My 13-year-old has been attached to her phone since she got it. I was surprised to see her happily leave it behind for a school dance.

Teenage twin girls are having great time together, singing and partying
  • My daughter got a cell phone for Christmas last year, and she is attached to it.

  • Her school said no phones were allowed for their 7th grade dance, and she was fine with it.

  • I was excited for her to have a night without phones, but also worried about how she'd reach me.

Parents, teachers, and school administrators know teens are tethered to their phones. After our middle school daughter received hers for Christmas last year, we saw only the top of her head for months.

That's why it was surprising to see her willingly, without hesitation, leave her beloved phone on the kitchen counter when she attended a middle school dance recently. But she knew the school policy — phones aren't allowed. And if she brought it, she'd have to hand it in upon entry anyway, so why bother? I knew the pickup time and she knew she could borrow an adult's phone or use the school phone to call me if need be.

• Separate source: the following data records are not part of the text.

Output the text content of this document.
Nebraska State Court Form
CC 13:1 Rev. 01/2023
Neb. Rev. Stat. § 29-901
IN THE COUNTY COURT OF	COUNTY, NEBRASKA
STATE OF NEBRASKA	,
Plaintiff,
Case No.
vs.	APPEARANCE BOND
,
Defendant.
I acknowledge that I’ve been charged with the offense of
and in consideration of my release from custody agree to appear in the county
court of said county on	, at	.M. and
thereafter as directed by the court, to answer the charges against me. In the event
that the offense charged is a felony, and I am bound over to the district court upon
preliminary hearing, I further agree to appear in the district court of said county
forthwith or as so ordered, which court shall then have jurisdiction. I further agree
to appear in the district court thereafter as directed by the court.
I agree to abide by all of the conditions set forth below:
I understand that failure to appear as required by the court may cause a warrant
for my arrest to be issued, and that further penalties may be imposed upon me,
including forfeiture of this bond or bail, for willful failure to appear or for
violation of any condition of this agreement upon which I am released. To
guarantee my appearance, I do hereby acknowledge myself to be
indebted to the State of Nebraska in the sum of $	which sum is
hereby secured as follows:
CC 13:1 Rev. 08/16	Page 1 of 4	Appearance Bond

So, dressed up in a baby blue summer dress with her favorite pearl earrings (and dressed down in Nike Blazers — because she's 13), my daughter bounced off excitedly to spend a couple of hours with her girlfriends, dancing and belting out lyrics to Taylor Swift and Olivia Rodrigo hits.

She said it was the best night ever

And she did. She danced every song all night and came home breathless and happy, declaring the dance "the best night ever."

Upon returning home, she immediately resumed normal activity and started texting and SnapChatting her friends. But between 7 and 9 that night, there was just laughter, music, and dancing — and no one had phones in their hands.

No phones equals real, authentic fun for kids

As a parent navigating a digital world that seems light-years away from the one we grew up in, I love this policy. I love that, for two hours, kids who chose to attend the dance were living in the moment, looking at each other's faces, and having real, authentic fun — not manufactured, filtered fun suitable for Snapchat or TikTok.

I love that my teenage daughter had that feeling of magical joy that doesn't happen very often — the kind you feel in the deepest part of your chest, the kind you remember for a lifetime. I can remember having that kind of fun at 13, dancing with my friends, screaming and singing "I'm Every Woman" by Whitney Houston, never imagining a world where we'd each have a tiny computer in our hands.

She could still reach me if needed

I shared about this policy on social media and was met with quite a bit of praise for our school administration. But the comments were also flooded with criticisms, specifically related to kids not being able to contact their parents if there was an emergency like a shooter or if they were being bullied, harassed, or felt sick and wanted to leave.

For the second set of critical comments, that's an easy solution. Kids who hand their phones in can ask for them back if they're leaving and then use them to call for a ride. They can also ask to borrow an adult's phone or use the school phone.

As for the gun violence issue, however, I see their point. I live in fear of my children facing an active shooter situation every single day.

It's a balancing act — raising kids in the digital world and also in a nation plagued with gun violence. I want my child to have these authentic, core memories — like I did as a kid. But I also know that our world isn't the same world I grew up in.

An evening without phones is worth the risk

I want my 13-year-old to enjoy being 13. I want her to feel free and untethered from a tiny computer in her hand. And sometimes, I want her to feel free and untethered from me.

That means sometimes she leaves her phone at home. And that she'll have to face whatever is going to happen around her without it, without me, for two hours so that she can lose herself in her favorite song. So that she can hold hands with her besties and sing "Getaway Car" at the top of her lungs. So that she can come home and tell me that she just had "the best night ever" — even if (or, perhaps especially because) none of her dance memories exist online, but instead, are just a memory in her mind and in her heart.